Le travail de l’orthophoniste en dysphagie: l’expertise, l’autonomie et l’interdisciplinaire

La grande compétence des orthophonistes dans le domaine de l’évaluation de la déglutition, notamment sur le plan de la physiologie de la fonction oro-pharyngo laryngée, ne devrait plus être à démontrer dans les milieux cliniques au Québec.  Comme partout dans le monde, elle devrait être reconnue d’emblée. Pourtant, je suis conscient que depuis plusieurs années, la situation sur le terrain n’est pas aussi simple et beaucoup de cliniciens doivent constamment faire face à des pressions qui s’apparentent parfois même à de l’intimidation de la part de collègues issus d’une autre discipline. En outre, de fausses informations circulent trop souvent, issues d’interprétations erronées.

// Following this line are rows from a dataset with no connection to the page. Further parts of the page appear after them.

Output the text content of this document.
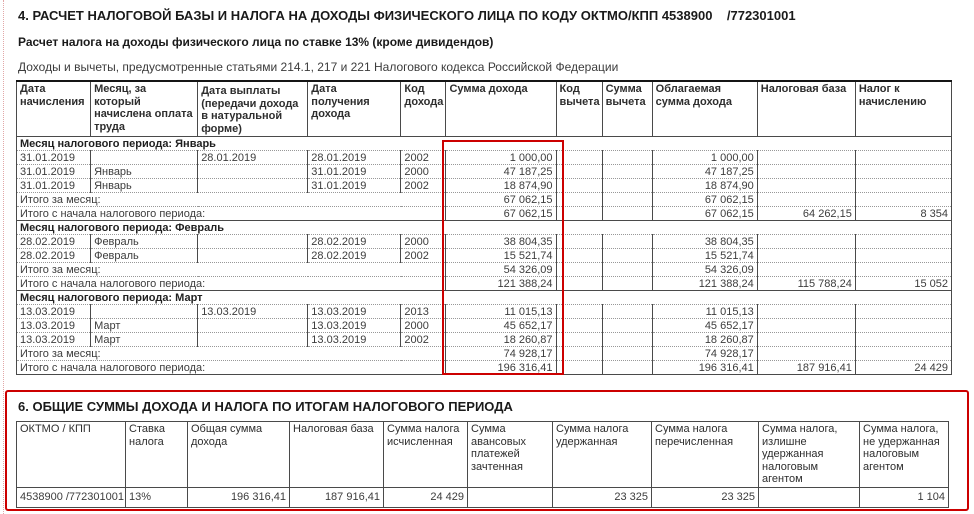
4. РАСЧЕТ НАЛОГОВОЙ БАЗЫ И НАЛОГА НА ДОХОДЫ ФИЗИЧЕСКОГО ЛИЦА ПО КОДУ ОКТМО/КПП 4538900    /772301001
Расчет налога на доходы физического лица по ставке 13% (кроме дивидендов)
Доходы и вычеты, предусмотренные статьями 214.1, 217 и 221 Налогового кодекса Российской Федерации
Дата начисления	Месяц, за который начислена оплата труда	Дата выплаты (передачи дохода в натуральной форме)	Дата получения дохода	Код дохода	Сумма дохода	Код вычета	Сумма вычета	Облагаемая сумма дохода	Налоговая база	Налог к начислению
Месяц налогового периода: Январь										
31.01.2019		28.01.2019	28.01.2019	2002	1 000,00			1 000,00		
31.01.2019	Январь		31.01.2019	2000	47 187,25			47 187,25		
31.01.2019	Январь		31.01.2019	2002	18 874,90			18 874,90		
Итого за месяц:					67 062,15			67 062,15		
Итого с начала налогового периода:					67 062,15			67 062,15	64 262,15	8 354
Месяц налогового периода: Февраль										
28.02.2019	Февраль		28.02.2019	2000	38 804,35			38 804,35		
28.02.2019	Февраль		28.02.2019	2002	15 521,74			15 521,74		
Итого за месяц:					54 326,09			54 326,09		
Итого с начала налогового периода:					121 388,24			121 388,24	115 788,24	15 052
Месяц налогового периода: Март										
13.03.2019		13.03.2019	13.03.2019	2013	11 015,13			11 015,13		
13.03.2019	Март		13.03.2019	2000	45 652,17			45 652,17		
13.03.2019	Март		13.03.2019	2002	18 260,87			18 260,87		
Итого за месяц:					74 928,17			74 928,17		
Итого с начала налогового периода:					196 316,41			196 316,41	187 916,41	24 429
6. ОБЩИЕ СУММЫ ДОХОДА И НАЛОГА ПО ИТОГАМ НАЛОГОВОГО ПЕРИОДА
ОКТМО / КПП	Ставка налога	Общая сумма дохода	Налоговая база	Сумма налога исчисленная	Сумма авансовых платежей зачтенная	Сумма налога удержанная	Сумма налога перечисленная	Сумма налога, излишне удержанная налоговым агентом	Сумма налога, не удержанная налоговым агентом
4538900 /772301001	13%	196 316,41	187 916,41	24 429		23 325	23 325		1 104
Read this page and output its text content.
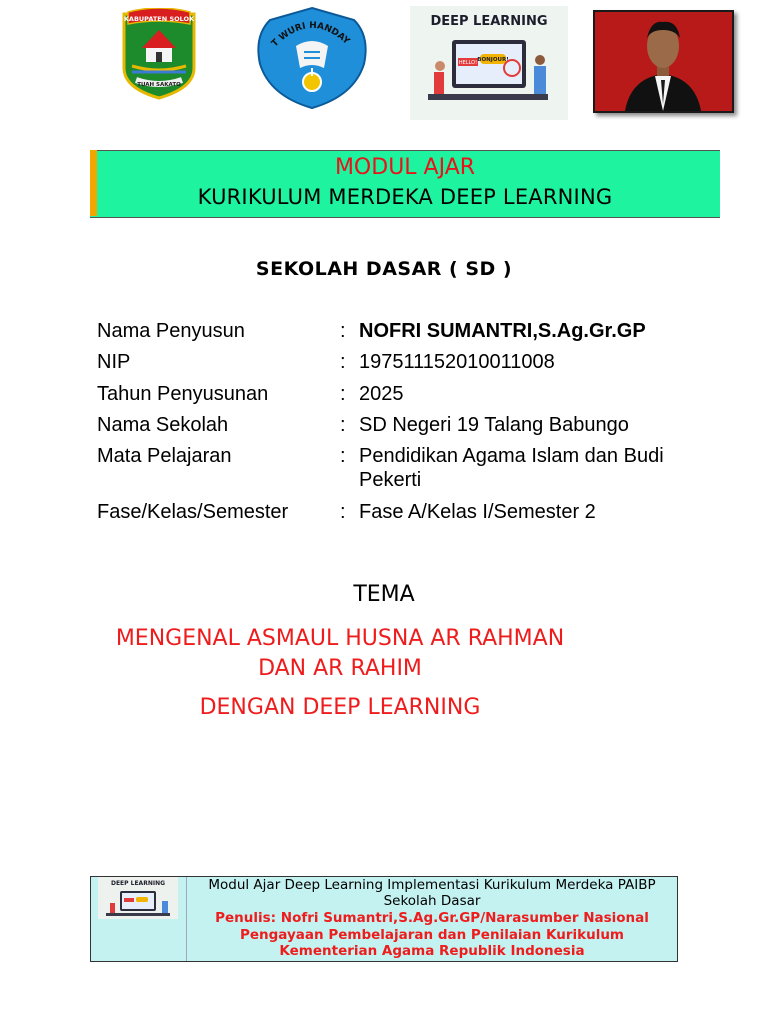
KABUPATEN SOLOK
TUAH SAKATO
T WURI HANDAY
DEEP LEARNING
HELLO! BONJOUR!
MODUL AJAR
KURIKULUM MERDEKA DEEP LEARNING
SEKOLAH DASAR ( SD )
Nama Penyusun	: NOFRI SUMANTRI,S.Ag.Gr.GP
NIP	: 197511152010011008
Tahun Penyusunan	: 2025
Nama Sekolah	: SD Negeri 19 Talang Babungo
Mata Pelajaran	: Pendidikan Agama Islam dan Budi Pekerti
Fase/Kelas/Semester	: Fase A/Kelas I/Semester 2
TEMA
MENGENAL ASMAUL HUSNA AR RAHMAN
DAN AR RAHIM
DENGAN DEEP LEARNING
DEEP LEARNING	Modul Ajar Deep Learning Implementasi Kurikulum Merdeka PAIBP
Sekolah Dasar
Penulis: Nofri Sumantri,S.Ag.Gr.GP/Narasumber Nasional
Pengayaan Pembelajaran dan Penilaian Kurikulum
Kementerian Agama Republik Indonesia
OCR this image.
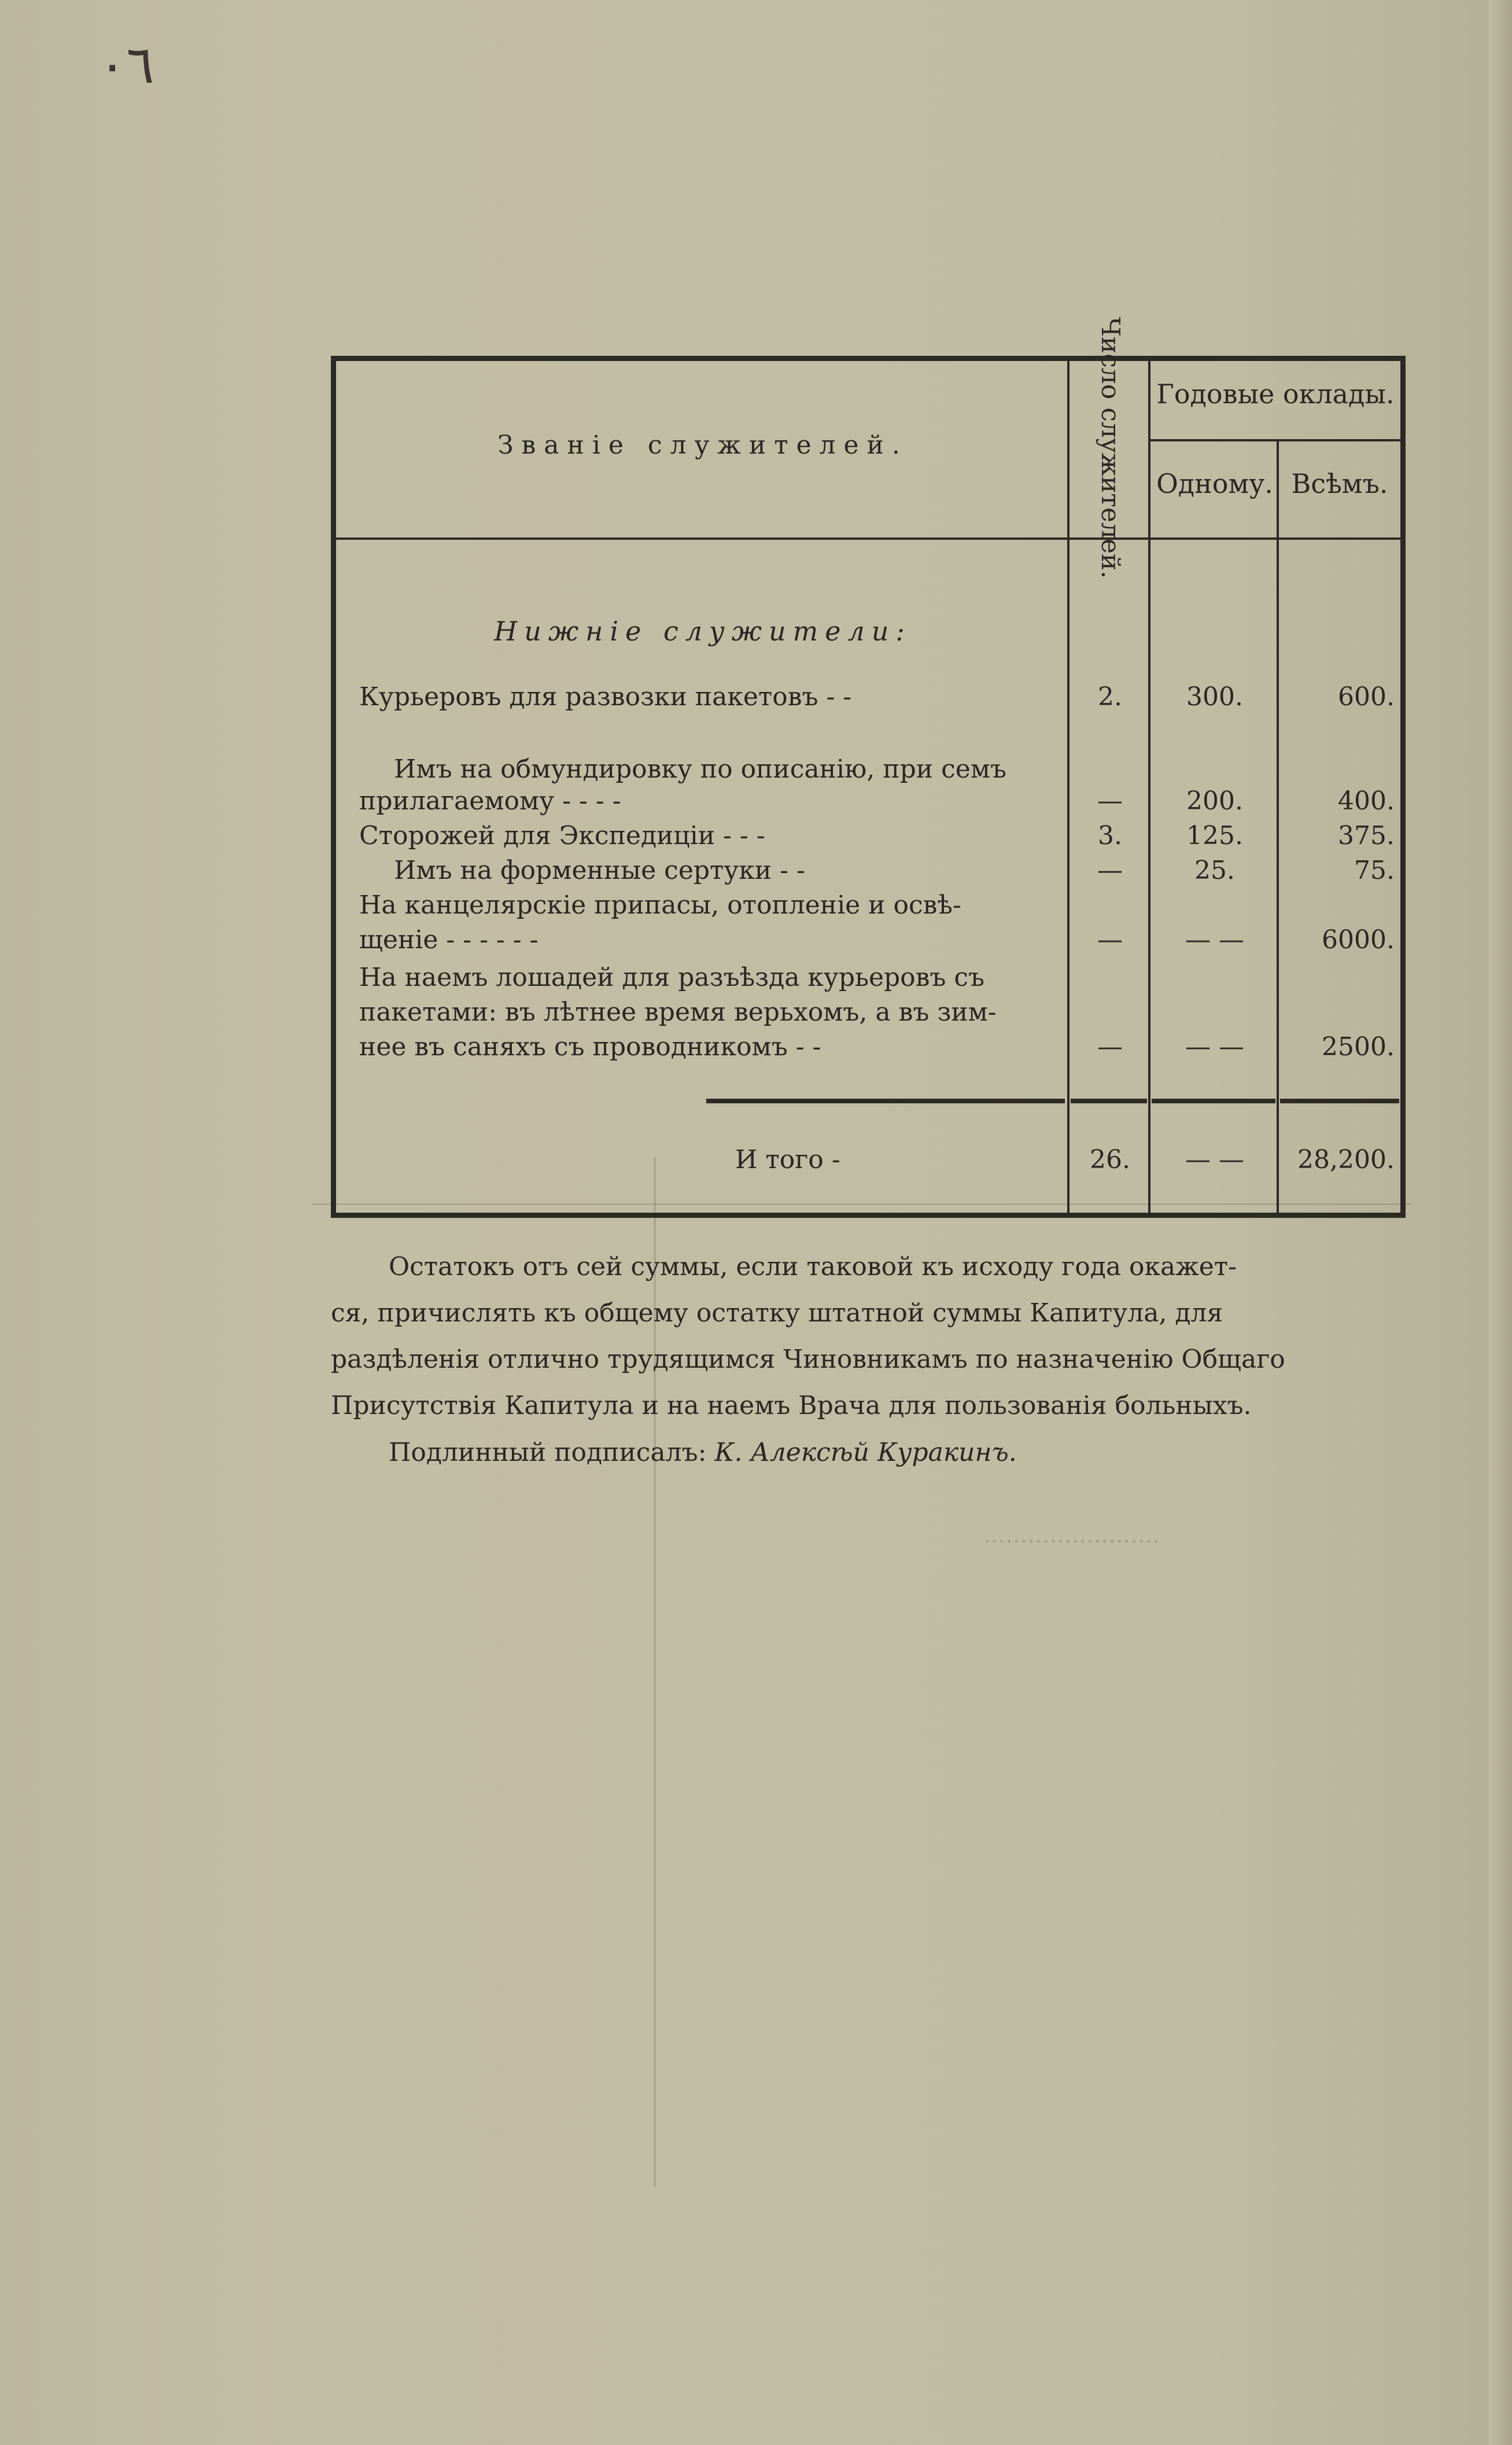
٠٦
........................
Званіе служителей.	Число служителей. Годовые оклады.
Одному. Всѣмъ.
Нижніе служители:
Курьеровъ для развозки пакетовъ - -	2.	300.	600.
Имъ на обмундировку по описанію, при семъ
прилагаемому - - - -	—	200.	400.
Сторожей для Экспедиціи - - -	3.	125.	375.
Имъ на форменные сертуки - -	—	25.	75.
На канцелярскіе припасы, отопленіе и освѣ-
щеніе - - - - - -	—	— —	6000.
На наемъ лошадей для разъѣзда курьеровъ съ
пакетами: въ лѣтнее время верьхомъ, а въ зим-
нее въ саняхъ съ проводникомъ - -	—	— —	2500.
И того -	26.	— —	28,200.
Остатокъ отъ сей суммы, если таковой къ исходу года окажет-
ся, причислять къ общему остатку штатной суммы Капитула, для
раздѣленія отлично трудящимся Чиновникамъ по назначенію Общаго
Присутствія Капитула и на наемъ Врача для пользованія больныхъ.
Подлинный подписалъ: К. Алексѣй Куракинъ.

C’est malheureux et inacceptable, d’autant plus que l’OOAQ a toujours prôné la valeur ajoutée de l’interdisciplinarité dans le domaine de la déglutition. Dans ce contexte, j’ai mis en place, dès mon arrivée à la présidence de l’Ordre, un groupe de travail en dysphagie chargé d’entreprendre différentes démarches visant notamment à soutenir les membres dans ce domaine clinique important. Il s’agit d’un travail de longue haleine et certaines des actions initiées nécessiteront beaucoup de temps. Les résultats vous seront communiqués le plus rapidement possible. Dans l’intervalle, je rappelle que l’OOAQ réitère régulièrement et publiquement auprès de tous les intervenants que ses membres ont les compétences pour réaliser l’ensemble des évaluations et des interventions liées à la déglutition, de façon autonome ou en interdisciplinarité selon l’exigence des milieux.

Le dossier du CHUM : un retour en arrière inacceptable

En 2011, à la suite d’un procès intenté par l’OPDQ (Ordre professionnel des diététistes du Québec) contre le CHUM (Centre hospitalier de l’Université de Montréal) concernant des directives administratives émanant du CHUM et liées aux activités professionnelles exercées auprès des personnes dysphagiques ou à risque de l’être, une entente est intervenue et des travaux de collaboration inter ordres ont été entrepris entre l’OOAQ, l’OPDQ ainsi que l’OEQ (Ordre des ergothérapeutes du Québec). Ces travaux, qui ont nécessité un accompagnement de l’Office des professions (l’Office), ont toujours mis l’accent sur une compréhension commune des éléments essentiels de l’entente, soit l’interdisciplinarité et la reconnaissance des expertises de chacun des professionnels impliqués. Après près de 4 ans de discussions, un consensus conforme aux engagements qui avaient été convenus devant la Cour a été atteint.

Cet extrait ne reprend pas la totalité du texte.